EAST RUTHERFORD, N.J., April 6, 2018: Declining vacancies within Class B properties and market-wide increases in asking rents proved to be the two most-encouraging indicators amid an otherwise indifferent quarter in the Northern and Central New Jersey office market, according to Cushman & Wakefield. The first quarter of 2018 started off more slowly than expected, due in part to unexpected delays in finalizing a number of large transactions, combined with the recent return of several large blocks of vacant space to the state’s office inventory.
“While overall quarterly demand was down from previous quarters, market watchers were pleased to see asking rents in Class A assets reach record levels,” said Andrew Judd, Cushman & Wakefield’s New Jersey Market Leader. “Yet at the same time, the market sustained most of its year-to-date occupancy losses within Class A assets situated in four localities — the Hudson Waterfront, Bergen County, the I-78 Corridor and the Princeton/Route 1 Corridor.”
Only five new leases greater than 25,000 square feet (sf) closed during the quarter, and only two of those exceeded 50,000 sf, noted Jason Price, Cushman & Wakefield’s New Jersey Research Director. Yet renewal activity remained healthy, he said, as eleven tenants occupying more than 20,000 sf committed to staying at their current locations. The largest among them was a short-term, 91,235-sf renewal by AXA Equitable Life Insurance in Secaucus.
The Northern and Central New Jersey office market struggled to gain traction during the quarter, with vacancy ticking higher to 18.6 percent, a level 70 basis points (bps) above one year ago. The lethargic pace of large deal closings and the entry of some substantial vacant blocks combined to push net absorption into negative territory for Q1. Class B assets, fueled by tenants smaller than 10,000 sf, saw net absorption for the quarter finish at 190,574 sf. As a result, Class B vacancy declined 50 bps since year-end, to 16.7 percent. This category’s vacancy rate now stands at 16.7 percent, down from 18.5 percent during the first quarter last year.

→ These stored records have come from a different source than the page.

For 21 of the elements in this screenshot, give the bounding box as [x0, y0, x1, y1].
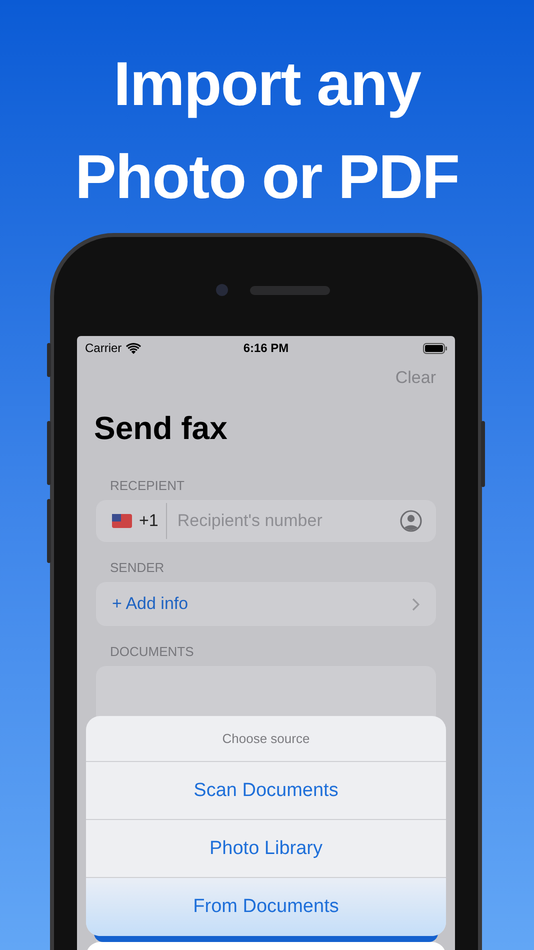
wifi-icon [126, 342, 141, 354]
camera-dot [216, 284, 228, 296]
section-label: SENDER [109, 559, 166, 577]
sheet-title: Choose source [222, 731, 310, 746]
carrier-label: Carrier [85, 341, 122, 355]
chevron-icon [412, 598, 420, 610]
country-code[interactable]: +1 [139, 511, 166, 531]
sheet-action[interactable]: Scan Documents [86, 762, 446, 820]
sheet-action[interactable]: From Documents [86, 878, 446, 936]
add-info-row[interactable]: + Add info [96, 582, 436, 626]
phone-number-field[interactable]: Recipient's number [175, 510, 400, 532]
battery-icon [423, 342, 447, 354]
section-label: DOCUMENTS [109, 643, 195, 661]
headline: Photo or PDF [74, 142, 460, 214]
flag-icon [112, 514, 132, 528]
contact-icon[interactable] [400, 510, 422, 532]
section-label: RECEPIENT [109, 477, 186, 495]
recipient-field[interactable]: +1 Recipient's number [96, 500, 436, 542]
screen-title: Send fax [93, 409, 228, 448]
status-time: 6:16 PM [243, 341, 289, 355]
headline: Import any [114, 49, 420, 121]
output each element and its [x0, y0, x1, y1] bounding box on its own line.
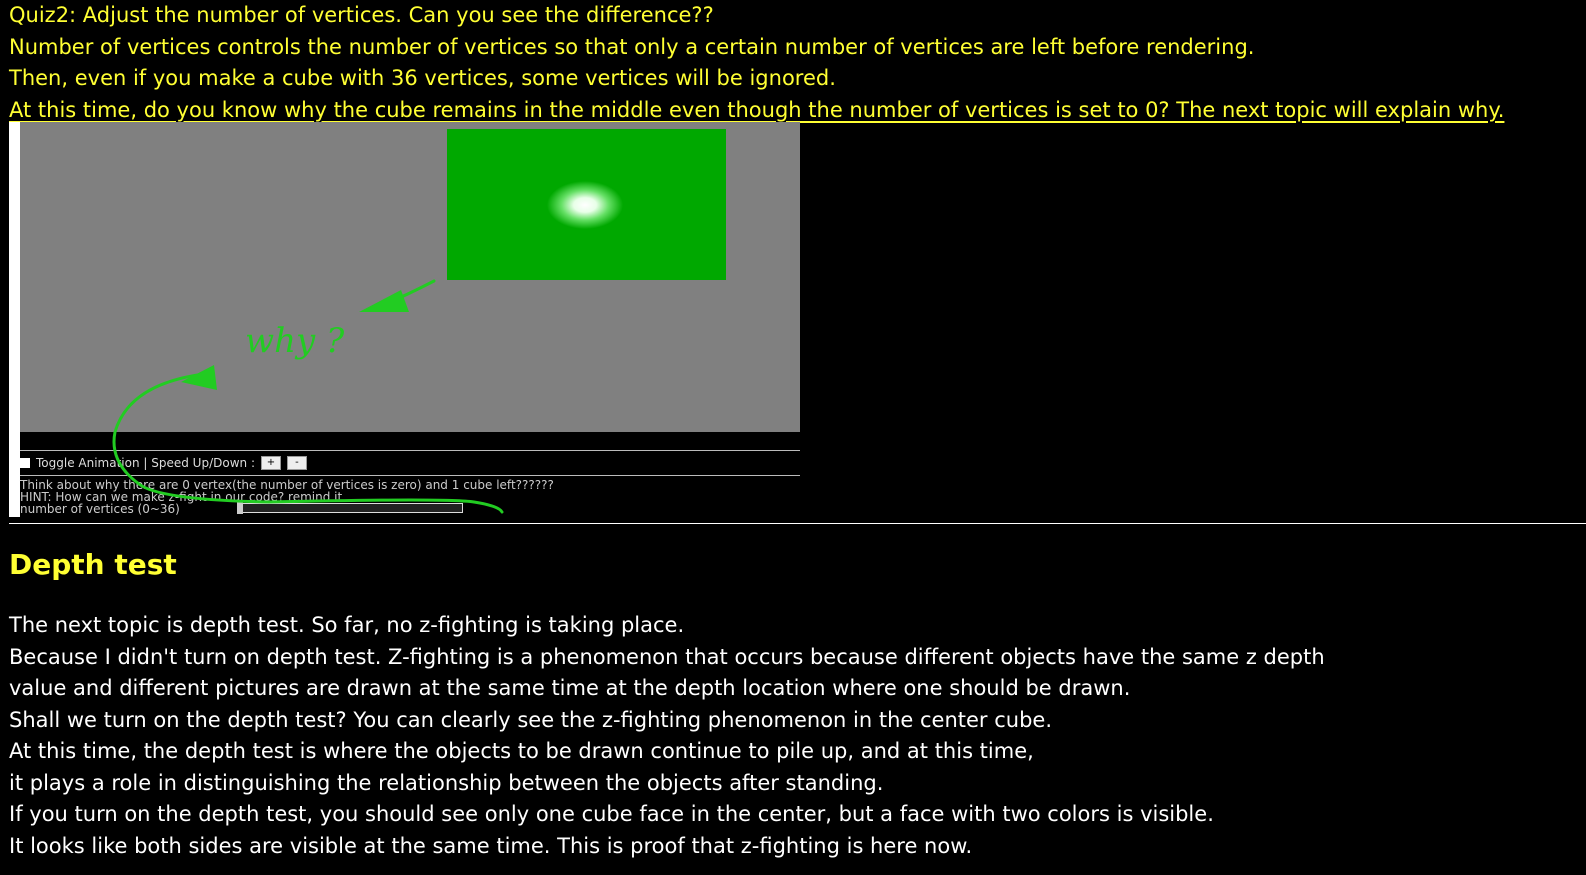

The average asking rental rate continued to tick upwards, as higher-priced Class A space entered the marketplace and the Class B office market tightened. This dynamic pushed Class B rents nominally higher since last quarter. On a year-over-year basis, asking rents were up across all property types. Class A rents rose over that period by 5.5 percent to a highest-ever level of $32.86 per square foot (psf), while Class B rents climbed 3.2 percent to $23.74 psf. The Hudson Waterfront recorded a quarterly increase of 2.3 percent, leading all submarkets statewide at $45.21 psf. The Morristown submarket increased 1.9 percent, to $30.34 psf.
A number of submarkets experienced improvements in vacancy during the quarter, led by the Upper 287 Corridor, where the level fell 270 bps to a recent low of 17.5 percent. The Morris Route 10/24 Corridor experienced a 60 bps drop to 19.4 percent, Newark’s rate fell 30 bps to 16.0 percent, and Monmouth County’s rate ticked lower by another 10 bps to 11.0 percent, the lowest level of any major New Jersey submarket.
While quarterly demand totaled only 1.3 million sf, down from previous quarters, some submarkets continued to experience healthy new leasing activity throughout the quarter. Fueled by the life sciences company Lonza America’s 75,000-sf lease, Morristown experienced the largest quarterly rise in leased space, marking a recent quarterly high. Monmouth County, the Meadowlands, and the Upper 287 Corridor also recorded quarter-over-quarter increases in deal volume.
Here are the largest new deals signed during the first quarter:
- Lonza America’s74,659-sf lease at 412 Mount Kemble Avenue in Morristown
- Pro Custom Solar’s 61,240-sf lease at 3096 Hamilton Blvd. in South Plainfield
- McLaren Engineering Group’s relocation from Rockland County in New York to 530 Chestnut Ridge Road in Woodcliff Lake, taking the entire the 45,359-sf building
- Vitamin Shoppe’s 28,200-sf expansion at 400 Plaza Drive in Secaucus
- W2O’s 25,000-sf lease at Park Avenue Corporate Park in Florham Park
“First quarter velocity may have been modest, but a handful of large transactions are anticipated to close in the second quarter,” Price said. “This will bolster the market’s new leasing figures and should help propel net absorption into the black once again. We’re also expecting vacancy as a whole to stabilize over the next few quarters. And if the economy remains on its current trajectory, we foresee continued, overall inclines in asking rents as well.”
Price further noted that Newark’s 110 Edison Place is being constructed on a speculative basis and should deliver before the end of the year. Mars Incorporated accepted state incentives and is expected to occupy more than 110,000 sf at the building, which will bolster Newark occupancy levels upon completion.